Mr. White enjoyed a high reputation in his profession throughout the West Riding. Having served his term as a pupil to Mr. J. E. Mammatt, of Leeds, he continued in that gentleman’s service for a while as assistant, and was soon taken into partnership. Personally, and as a member of the firm, he had very large experience as a mining and civil engineer. He was consulting engineer to the Allerton, South Kirby and other West Riding collieries.
Latterly he paid more attention to the civil side of his profession, and was associated with many large enterprises. The recent development of light railways afforded a good opening, and he was the engineer to a number of undertakings of that kind, including the Isle of Axholme and the Goole and Marshland light railways.

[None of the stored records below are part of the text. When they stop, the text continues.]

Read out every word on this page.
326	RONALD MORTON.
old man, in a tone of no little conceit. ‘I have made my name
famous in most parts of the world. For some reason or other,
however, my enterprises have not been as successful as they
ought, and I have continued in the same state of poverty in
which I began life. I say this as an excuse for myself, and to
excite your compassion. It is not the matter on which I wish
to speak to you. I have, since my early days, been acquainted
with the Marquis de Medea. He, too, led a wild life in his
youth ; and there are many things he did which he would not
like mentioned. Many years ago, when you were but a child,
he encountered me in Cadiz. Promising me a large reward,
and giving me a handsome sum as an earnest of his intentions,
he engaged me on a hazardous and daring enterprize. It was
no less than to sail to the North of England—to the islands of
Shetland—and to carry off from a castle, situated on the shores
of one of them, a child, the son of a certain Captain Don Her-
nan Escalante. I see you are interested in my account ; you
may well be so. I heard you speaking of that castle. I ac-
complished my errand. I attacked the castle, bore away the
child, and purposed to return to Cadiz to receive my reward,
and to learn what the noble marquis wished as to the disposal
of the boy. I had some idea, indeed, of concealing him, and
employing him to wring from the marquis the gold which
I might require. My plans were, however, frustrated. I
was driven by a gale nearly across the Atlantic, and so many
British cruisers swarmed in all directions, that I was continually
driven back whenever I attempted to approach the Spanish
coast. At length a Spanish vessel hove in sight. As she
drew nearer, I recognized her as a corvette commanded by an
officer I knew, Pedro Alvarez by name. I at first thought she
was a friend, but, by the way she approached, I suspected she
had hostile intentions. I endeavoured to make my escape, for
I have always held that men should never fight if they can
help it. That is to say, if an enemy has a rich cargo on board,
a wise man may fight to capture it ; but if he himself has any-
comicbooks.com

He also acted in a similar capacity in connection with the East and West Yorkshire Union Railway, the South Leeds Junction Railway, and the Dearne Valley Railway, the last named now in construction. He was a director the Gwaun-cae-Gurwen Colliery Company, South Wales, and also Messrs. Bentley’s Breweries.
Up to 1893 he lived at Woodlesford, but since then has resided at Roundhay. His death in the prime of life will deplored by all who knew him, in professional and private life, and deep sympathy will be extended to his widow (who is the daughter of Mr. Richard Day, of Hodroyd Hall, near Barnsley, and sister to Mr. Benjamin Day, solicitor, of Leeds), and to his five daughters.